670Veggola che ritorna
 col genitore allato;
 della gioia vicino è il dì beato.
 DON TRITEMIO
 Eccola qui; vedete se son io
 un galantuomo.
 RINALDO
                                Ognor tal vi credei,
675benché foste nemico ai desir miei.
 DON TRITEMIO
 Eugenia, quel signore
 ti vorrebbe in isposa; e tu, che dici?
 EUGENIA
 Tra le donne felici
 la più lieta sarò padre amoroso,
680se Rinaldo, che adoro, avrò in isposo.
 DON TRITEMIO
 Brava figliuola mia,
 il rossor questa volta è andato via.
 RINALDO
 L’udiste? Ah non tardate (A don Tritemio)
 entrambi a consolare.
 DON TRITEMIO
                                          Eppur pavento...
 RINALDO
685Ogni timor è vano.
 In faccia al genitor mi dia la mano.
 DON TRITEMIO
 La mano!
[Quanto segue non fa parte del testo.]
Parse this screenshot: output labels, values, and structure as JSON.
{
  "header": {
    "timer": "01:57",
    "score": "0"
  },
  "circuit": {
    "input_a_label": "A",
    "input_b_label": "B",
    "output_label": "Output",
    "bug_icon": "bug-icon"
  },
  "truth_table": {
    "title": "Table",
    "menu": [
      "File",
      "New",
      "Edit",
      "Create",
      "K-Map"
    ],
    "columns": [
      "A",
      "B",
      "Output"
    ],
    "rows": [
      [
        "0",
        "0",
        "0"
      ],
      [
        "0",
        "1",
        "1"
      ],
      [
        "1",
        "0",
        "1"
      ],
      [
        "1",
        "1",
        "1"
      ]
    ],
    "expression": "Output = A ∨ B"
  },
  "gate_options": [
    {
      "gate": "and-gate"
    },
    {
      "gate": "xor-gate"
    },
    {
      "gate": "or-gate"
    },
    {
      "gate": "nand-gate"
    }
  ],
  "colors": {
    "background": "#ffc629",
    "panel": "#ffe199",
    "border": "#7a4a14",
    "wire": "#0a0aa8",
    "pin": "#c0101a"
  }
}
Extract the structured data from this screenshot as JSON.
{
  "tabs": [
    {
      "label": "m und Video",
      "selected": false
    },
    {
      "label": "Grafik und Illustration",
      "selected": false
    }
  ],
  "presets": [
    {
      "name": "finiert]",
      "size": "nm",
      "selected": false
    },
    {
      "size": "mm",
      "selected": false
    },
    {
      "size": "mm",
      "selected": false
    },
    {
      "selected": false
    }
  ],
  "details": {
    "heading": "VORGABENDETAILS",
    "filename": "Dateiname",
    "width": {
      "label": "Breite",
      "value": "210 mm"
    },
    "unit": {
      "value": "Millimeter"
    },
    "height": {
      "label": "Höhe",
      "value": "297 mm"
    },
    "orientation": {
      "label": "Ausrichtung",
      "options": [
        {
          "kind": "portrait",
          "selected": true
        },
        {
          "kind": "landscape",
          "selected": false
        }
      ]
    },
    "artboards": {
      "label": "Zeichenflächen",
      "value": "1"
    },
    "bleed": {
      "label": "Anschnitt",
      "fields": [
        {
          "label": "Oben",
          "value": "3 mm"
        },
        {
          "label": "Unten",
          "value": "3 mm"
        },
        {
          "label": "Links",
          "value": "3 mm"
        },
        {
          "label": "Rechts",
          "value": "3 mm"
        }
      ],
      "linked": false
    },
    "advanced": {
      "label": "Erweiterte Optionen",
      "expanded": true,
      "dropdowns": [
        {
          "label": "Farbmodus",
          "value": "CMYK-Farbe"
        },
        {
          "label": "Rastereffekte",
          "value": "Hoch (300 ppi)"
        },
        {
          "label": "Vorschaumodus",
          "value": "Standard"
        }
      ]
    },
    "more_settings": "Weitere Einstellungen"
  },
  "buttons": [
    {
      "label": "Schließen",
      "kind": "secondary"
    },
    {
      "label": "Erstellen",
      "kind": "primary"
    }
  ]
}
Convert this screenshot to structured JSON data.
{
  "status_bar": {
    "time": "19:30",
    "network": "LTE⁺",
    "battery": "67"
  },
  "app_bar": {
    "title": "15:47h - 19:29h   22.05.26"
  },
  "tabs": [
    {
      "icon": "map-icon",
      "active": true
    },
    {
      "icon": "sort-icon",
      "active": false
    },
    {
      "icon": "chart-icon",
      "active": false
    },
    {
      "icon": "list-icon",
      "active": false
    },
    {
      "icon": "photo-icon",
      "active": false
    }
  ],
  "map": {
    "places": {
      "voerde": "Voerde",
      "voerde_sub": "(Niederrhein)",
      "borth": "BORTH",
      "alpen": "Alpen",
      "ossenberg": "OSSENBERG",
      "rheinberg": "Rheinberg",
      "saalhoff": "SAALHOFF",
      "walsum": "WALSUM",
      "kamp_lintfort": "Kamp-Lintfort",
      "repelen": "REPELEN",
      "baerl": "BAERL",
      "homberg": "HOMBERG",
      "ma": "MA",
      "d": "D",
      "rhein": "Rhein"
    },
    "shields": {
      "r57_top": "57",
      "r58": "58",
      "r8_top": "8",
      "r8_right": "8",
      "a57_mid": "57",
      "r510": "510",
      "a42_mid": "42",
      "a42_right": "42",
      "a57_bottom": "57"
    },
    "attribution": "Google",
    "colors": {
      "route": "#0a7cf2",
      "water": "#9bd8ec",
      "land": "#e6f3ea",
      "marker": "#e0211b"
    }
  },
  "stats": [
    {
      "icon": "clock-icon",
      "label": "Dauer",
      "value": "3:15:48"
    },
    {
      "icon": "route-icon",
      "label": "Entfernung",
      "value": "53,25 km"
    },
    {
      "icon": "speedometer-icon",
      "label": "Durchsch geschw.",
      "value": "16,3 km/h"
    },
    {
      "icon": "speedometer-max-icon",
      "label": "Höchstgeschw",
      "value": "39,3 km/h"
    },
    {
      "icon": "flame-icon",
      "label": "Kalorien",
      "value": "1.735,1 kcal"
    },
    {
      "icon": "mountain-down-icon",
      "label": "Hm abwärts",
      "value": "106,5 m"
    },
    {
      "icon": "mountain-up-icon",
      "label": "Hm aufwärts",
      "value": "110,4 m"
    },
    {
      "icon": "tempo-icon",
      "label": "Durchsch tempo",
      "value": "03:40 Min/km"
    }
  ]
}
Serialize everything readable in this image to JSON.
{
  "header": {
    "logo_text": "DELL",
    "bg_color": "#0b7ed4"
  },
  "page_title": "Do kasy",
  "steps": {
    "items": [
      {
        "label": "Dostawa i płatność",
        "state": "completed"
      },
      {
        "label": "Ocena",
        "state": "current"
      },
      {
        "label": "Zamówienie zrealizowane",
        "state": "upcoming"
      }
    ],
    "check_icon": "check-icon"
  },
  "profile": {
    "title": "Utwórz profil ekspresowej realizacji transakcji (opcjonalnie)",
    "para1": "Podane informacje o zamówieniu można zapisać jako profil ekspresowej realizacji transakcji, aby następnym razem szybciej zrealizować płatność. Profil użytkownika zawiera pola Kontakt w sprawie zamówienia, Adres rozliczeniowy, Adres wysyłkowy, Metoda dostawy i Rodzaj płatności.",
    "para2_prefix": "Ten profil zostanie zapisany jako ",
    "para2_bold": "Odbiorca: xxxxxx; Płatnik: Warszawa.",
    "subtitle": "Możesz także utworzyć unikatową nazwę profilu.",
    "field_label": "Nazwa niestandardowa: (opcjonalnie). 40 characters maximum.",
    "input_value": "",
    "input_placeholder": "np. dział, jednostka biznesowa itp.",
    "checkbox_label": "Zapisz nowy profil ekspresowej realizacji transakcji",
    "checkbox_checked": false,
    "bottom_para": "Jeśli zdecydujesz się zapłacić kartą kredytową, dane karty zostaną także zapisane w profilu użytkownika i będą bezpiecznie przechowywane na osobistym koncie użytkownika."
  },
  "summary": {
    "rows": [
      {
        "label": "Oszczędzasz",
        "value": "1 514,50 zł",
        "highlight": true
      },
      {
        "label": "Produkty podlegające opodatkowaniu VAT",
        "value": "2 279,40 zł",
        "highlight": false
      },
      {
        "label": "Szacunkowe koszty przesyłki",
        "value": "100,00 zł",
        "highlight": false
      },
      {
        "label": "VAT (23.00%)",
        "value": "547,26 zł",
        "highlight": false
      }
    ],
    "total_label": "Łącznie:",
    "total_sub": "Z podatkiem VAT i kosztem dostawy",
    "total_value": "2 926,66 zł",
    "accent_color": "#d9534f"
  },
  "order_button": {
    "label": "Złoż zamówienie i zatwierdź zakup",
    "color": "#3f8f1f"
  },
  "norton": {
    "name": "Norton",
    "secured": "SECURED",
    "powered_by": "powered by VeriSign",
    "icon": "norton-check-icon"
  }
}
In verità
 s’ha da far, s’ha da far... se si potrà.
 Dammi la destra tua. (Ad Eugenia)
 EUGENIA
                                           Eccola. (Don Tritemio le prende la mano)
 DON TRITEMIO
                                                          A voi. (Chiede la mano a Rinaldo)
690Prendetela... bel bello,
 che nel dito d’Eugenia evvi un anello.
 Ora che mi ricordo,
 Nardo con quel anello la sposò
 e due volte sposarla non si può.
 RINALDO
695Come!
 DON TRITEMIO
                Non è così? (Ad Eugenia)
 EUGENIA
                                       Sposa non sono.
 DON TRITEMIO
 Ma se l’anello in dono
 prendesti già delle tue nozze in segno,
 non si può, figlia mia, scioglier l’impegno.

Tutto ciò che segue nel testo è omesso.